Interpreting the Profile Summary - 2024.1 English

Vitis Unified Software Platform Documentation: Application Acceleration Development (UG1393)

Document ID
UG1393
Release Date
2024-07-03
Version
2024.1 English

The profile summary includes a number of useful statistics for your host application and kernels. The report provides a general idea of the functional bottlenecks in your application.
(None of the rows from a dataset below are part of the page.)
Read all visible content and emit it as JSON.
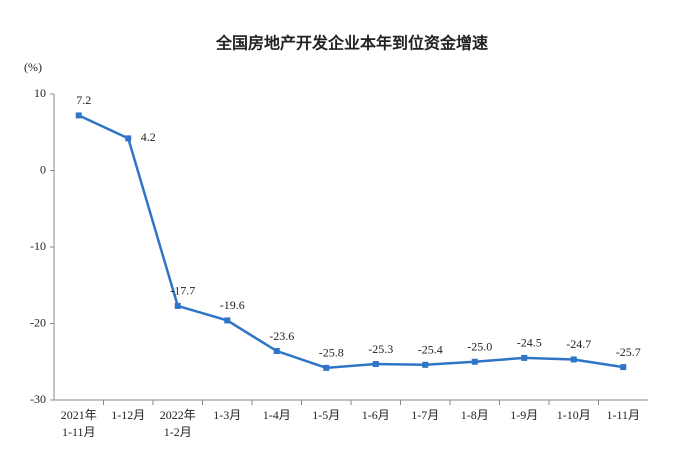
{
  "chart_data": {
    "type": "line",
    "title": "全国房地产开发企业本年到位资金增速",
    "y_label": "(%)",
    "categories": [
      "2021年\n1-11月",
      "1-12月",
      "2022年\n1-2月",
      "1-3月",
      "1-4月",
      "1-5月",
      "1-6月",
      "1-7月",
      "1-8月",
      "1-9月",
      "1-10月",
      "1-11月"
    ],
    "values": [
      7.2,
      4.2,
      -17.7,
      -19.6,
      -23.6,
      -25.8,
      -25.3,
      -25.4,
      -25.0,
      -24.5,
      -24.7,
      -25.7
    ],
    "value_labels": [
      "7.2",
      "4.2",
      "-17.7",
      "-19.6",
      "-23.6",
      "-25.8",
      "-25.3",
      "-25.4",
      "-25.0",
      "-24.5",
      "-24.7",
      "-25.7"
    ],
    "color": "#2f74c6",
    "ylim": [
      -30,
      10
    ],
    "yticks": [
      10,
      0,
      -10,
      -20,
      -30
    ],
    "grid": false
  }
}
Tip: When viewing a table in the Analysis view, you can hover your mouse over nay field to get a definition of the field contents.

Settings

This displays the report and XRT configuration settings.

Summary

This displays summary statistics including device execution time and device power.

Kernels & Compute Units

Displays the profile summary data for all kernel functions scheduled and executed.

Kernel Data Transfers

Displays the data transfer for kernels to the global memory, and the top data transfer for kernels to the global memory, and the data transfer streams.

Host Data Transfers

Displays profile data for all write transfers between the host and device memory through PCI Express® link, and profile data for all read transfers between the host and device memory through PCI Express® link, and the data transfer for host to the global memory.

API Calls

Displays the profile data for all OpenCL host API function calls executed in the host application. The top displays a bar graph of the API call time as a percent of total time.

Device Power

This displays the profile data for device power.

Kernel Internals

Displays the running time for compute units in microseconds (µs) and reports stall time as a percent of the running time. This section of the Profile Summary displays the data transfer for specific ports on the compute unit, and displays the functional port data transfers on the compute unit, and displays the running time and stalls on the compute unit.

Tip: The Kernel Internals tab reports time in µs, while the rest of the Profile Summary reports time in milliseconds (ms).

Shell Data Transfers

This following table displays the DMA data transfers.

Tip: For DMA bypass and Global Memory to Global Memory data transfers, see the DMA Data Transfer table in Kernel Internals.

NoC Counters

Tip: This data is not displayed unless it has been specifically generated during implementation.

NoC Counters display the NoC Counters Read and NoC Counters Write. These sections are only displayed if there is a non-zero NoC counter data.

Each section has a table containing summary data with line graphs for transfer rate and latency. The graphs can have multiple NoC counters, so you can toggle the counters ON/OFF through check boxes in the Chart column of the table.

Depending on the design, it can be possible to correlate NoC counters to CU ports. In this case, the CU port appears in the table, and selecting it cross-probes to the system diagram, profile summary, and any other views that include CU ports as selectable objects.

AI Engine Counters

AI Engine counters display if there is a non-zero AI Engine counter data. If there is an incompatible configuration of the AI Engine counters, this section displays a message stating that the configuration does not support performance profiling. This section of the Profile Summary can contain three sub-sections:

  • AI Engine & Memory
  • Interface Channels
  • Memory Channels
Note: For more information, see AI Engine Tools and Flows User Guide (UG1076).